En tout cas, on n'y retrouve pas cette
intense émotion qui se dégage des actualités cinématographiques,
montrant la foule parisienne, le
8 mai en fin d'après-midi, autour du général
de Gaulle à
l'Arc de Triomphe ( 3 ),
et
qui exprimait « une immense joie
pleine de larmes » comme l'a décrite
l'éditorialiste anonyme du journal Combat.
Ce décalage, cette
différence d'intensité entre la célébration de la victoire de 1945
et ce qu'avaient été les célébrations de la victoire de 1918
et de la libération du département en août 1944, l'absence d'unanimité
et les restrictions dans la liesse populaire furent très clairement
exposés et expliqués dans un rapport des Renseignements généraux daté
du 12 mai 1945 :
Malgré le grand enthousiasme qui anima la population marnaise durant
ces quelques jours, on sentait nettement que la joie n'était pas
entière et pas toujours spontanée.
Certaines personnes qui avaient vécu les journées
de Novembre 1918 sont unanimes à déclarer que ce 8 Mai 1945 était
bien différent en ce sens que la joie de 1918 était sans mélange
et que cette date marquait irrémédiablement la fin de tous les maux
provoqués par la guerre.
Divers faits peuvent motiver cet état d'esprit
inquiet que l'on devine sous l'enthousiasme des foules [...]
Les maux qui se sont abattus sur nous au cours
de ces cinq dernières années, trahisons, occupation, tortures, destructions,
blessures morales et matérielles de toutes sortes, ne nous ont pas
enseigné le pardon et la joie, mais bien la résignation, la tristesse
et le désir non encore satisfait du châtiment.
Beaucoup de familles ont à pleurer la perte d'un
être cher, d'autres sont encore sans nouvelles de leurs déportés
ou de leurs prisonniers, et si elles ont pris part au premier élan
de joie, bien vite l'angoisse et la tristesse ont repris leur place
dans leurs préoccupations quotidiennes [...]

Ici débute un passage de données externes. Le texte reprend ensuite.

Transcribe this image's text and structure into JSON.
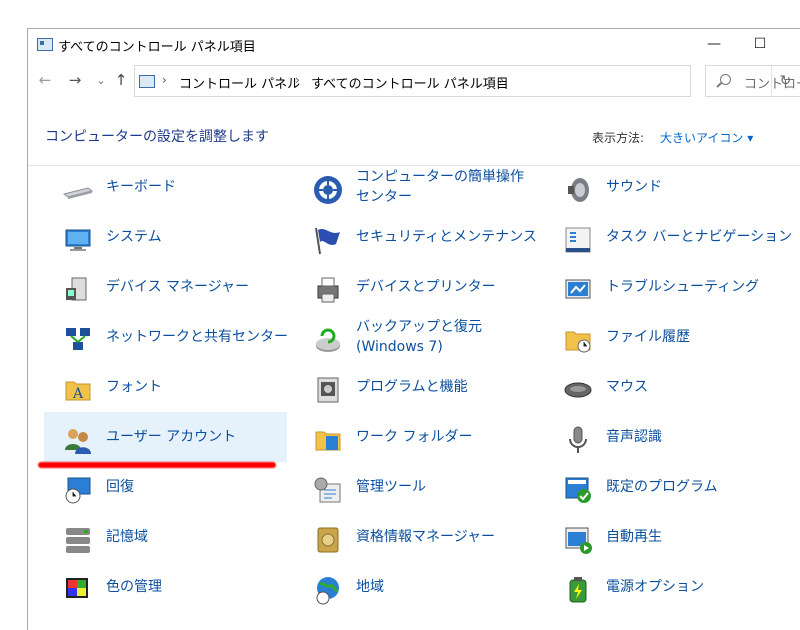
{
  "window": {
    "title": "すべてのコントロール パネル項目",
    "minimize": "—",
    "maximize": "☐",
    "close": "✕"
  },
  "nav": {
    "back": "←",
    "forward": "→",
    "recent": "⌄",
    "up": "↑",
    "breadcrumb": [
      "コントロール パネル",
      "すべてのコントロール パネル項目"
    ],
    "refresh": "↻",
    "search_placeholder": "コントロール"
  },
  "header": {
    "title": "コンピューターの設定を調整します",
    "viewby_label": "表示方法:",
    "viewby_value": "大きいアイコン ▾"
  },
  "items": [
    {
      "label": "キーボード",
      "icon": "keyboard-icon"
    },
    {
      "label": "コンピューターの簡単操作センター",
      "icon": "ease-of-access-icon"
    },
    {
      "label": "サウンド",
      "icon": "speaker-icon"
    },
    {
      "label": "システム",
      "icon": "computer-icon"
    },
    {
      "label": "セキュリティとメンテナンス",
      "icon": "flag-icon"
    },
    {
      "label": "タスク バーとナビゲーション",
      "icon": "taskbar-icon"
    },
    {
      "label": "デバイス マネージャー",
      "icon": "device-manager-icon"
    },
    {
      "label": "デバイスとプリンター",
      "icon": "printer-icon"
    },
    {
      "label": "トラブルシューティング",
      "icon": "troubleshoot-icon"
    },
    {
      "label": "ネットワークと共有センター",
      "icon": "network-icon"
    },
    {
      "label": "バックアップと復元 (Windows 7)",
      "icon": "backup-icon"
    },
    {
      "label": "ファイル履歴",
      "icon": "file-history-icon"
    },
    {
      "label": "フォント",
      "icon": "font-folder-icon"
    },
    {
      "label": "プログラムと機能",
      "icon": "programs-icon"
    },
    {
      "label": "マウス",
      "icon": "mouse-icon"
    },
    {
      "label": "ユーザー アカウント",
      "icon": "user-accounts-icon"
    },
    {
      "label": "ワーク フォルダー",
      "icon": "work-folders-icon"
    },
    {
      "label": "音声認識",
      "icon": "microphone-icon"
    },
    {
      "label": "回復",
      "icon": "recovery-icon"
    },
    {
      "label": "管理ツール",
      "icon": "admin-tools-icon"
    },
    {
      "label": "既定のプログラム",
      "icon": "default-programs-icon"
    },
    {
      "label": "記憶域",
      "icon": "storage-icon"
    },
    {
      "label": "資格情報マネージャー",
      "icon": "credential-icon"
    },
    {
      "label": "自動再生",
      "icon": "autoplay-icon"
    },
    {
      "label": "色の管理",
      "icon": "color-management-icon"
    },
    {
      "label": "地域",
      "icon": "globe-icon"
    },
    {
      "label": "電源オプション",
      "icon": "power-icon"
    }
  ],
  "colors": {
    "link": "#0b4f9e",
    "selected_bg": "#e5f1fb",
    "highlight": "#ff0000"
  }
}
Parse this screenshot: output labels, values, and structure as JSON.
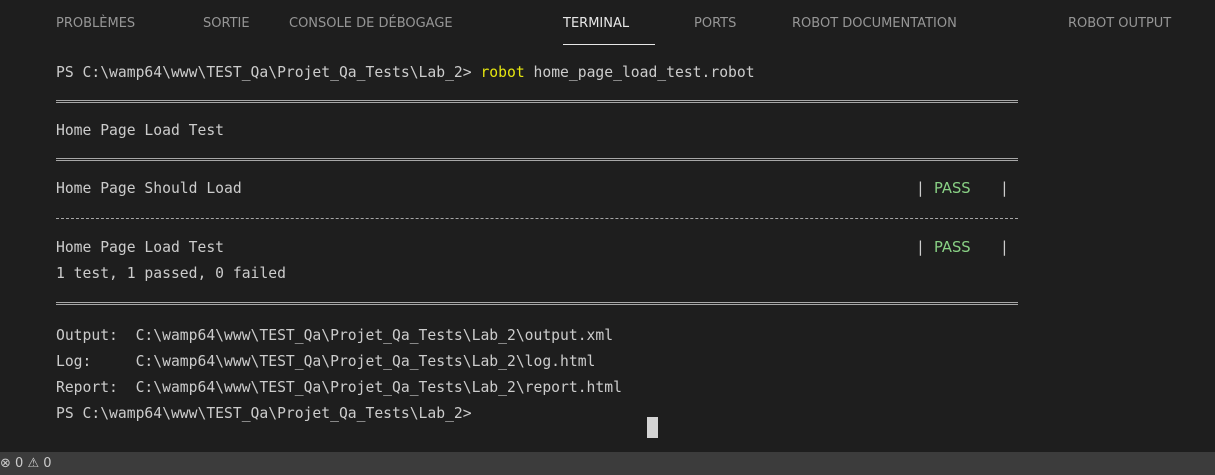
{
  "panel": {
    "tabs": [
      {
        "label": "PROBLÈMES"
      },
      {
        "label": "SORTIE"
      },
      {
        "label": "CONSOLE DE DÉBOGAGE"
      },
      {
        "label": "TERMINAL"
      },
      {
        "label": "PORTS"
      },
      {
        "label": "ROBOT DOCUMENTATION"
      },
      {
        "label": "ROBOT OUTPUT"
      }
    ],
    "active_tab": "TERMINAL"
  },
  "terminal": {
    "prompt1": "PS C:\\wamp64\\www\\TEST_Qa\\Projet_Qa_Tests\\Lab_2> ",
    "command": "robot",
    "command_args": " home_page_load_test.robot",
    "suite_title": "Home Page Load Test",
    "test_name": "Home Page Should Load",
    "test_status": "PASS",
    "suite_name": "Home Page Load Test",
    "suite_status": "PASS",
    "summary": "1 test, 1 passed, 0 failed",
    "output_line": "Output:  C:\\wamp64\\www\\TEST_Qa\\Projet_Qa_Tests\\Lab_2\\output.xml",
    "log_line": "Log:     C:\\wamp64\\www\\TEST_Qa\\Projet_Qa_Tests\\Lab_2\\log.html",
    "report_line": "Report:  C:\\wamp64\\www\\TEST_Qa\\Projet_Qa_Tests\\Lab_2\\report.html",
    "prompt2": "PS C:\\wamp64\\www\\TEST_Qa\\Projet_Qa_Tests\\Lab_2> "
  },
  "statusbar": {
    "errors_count": "0",
    "warnings_count": "0",
    "error_icon": "⊗",
    "warning_icon": "⚠"
  },
  "colors": {
    "background": "#1e1e1e",
    "statusbar": "#3c3c3c",
    "pass": "#89d185",
    "command": "#e5e510"
  }
}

Enfin, dernier fait qui ne semble pas le moindre
pour la population : rien n'avait été prévu par les Services du
ravitaillement pour que soient marqués par des réunions de famille
autour de tables plus copieusement garnies que de coutume, ces deux
jours de fête [...] ( 4 ).
Au lendemain de la capitulation allemande, la
majorité des Marnais se sont désintéressés rapidement
des implications de la victoire alliée en Europe sur
l'évolution des relations internationales,
mais par contre, les problèmes intérieurs, en particulier ceux touchant
au ravitaillement,
à l'épuration,
aux conséquences des élections
municipales (
29 avril et 13 mai 1945 ), au retour
des prisonniers et
des déportés,
aux relations
avec les Alliés, mobilisèrent toute leur attention.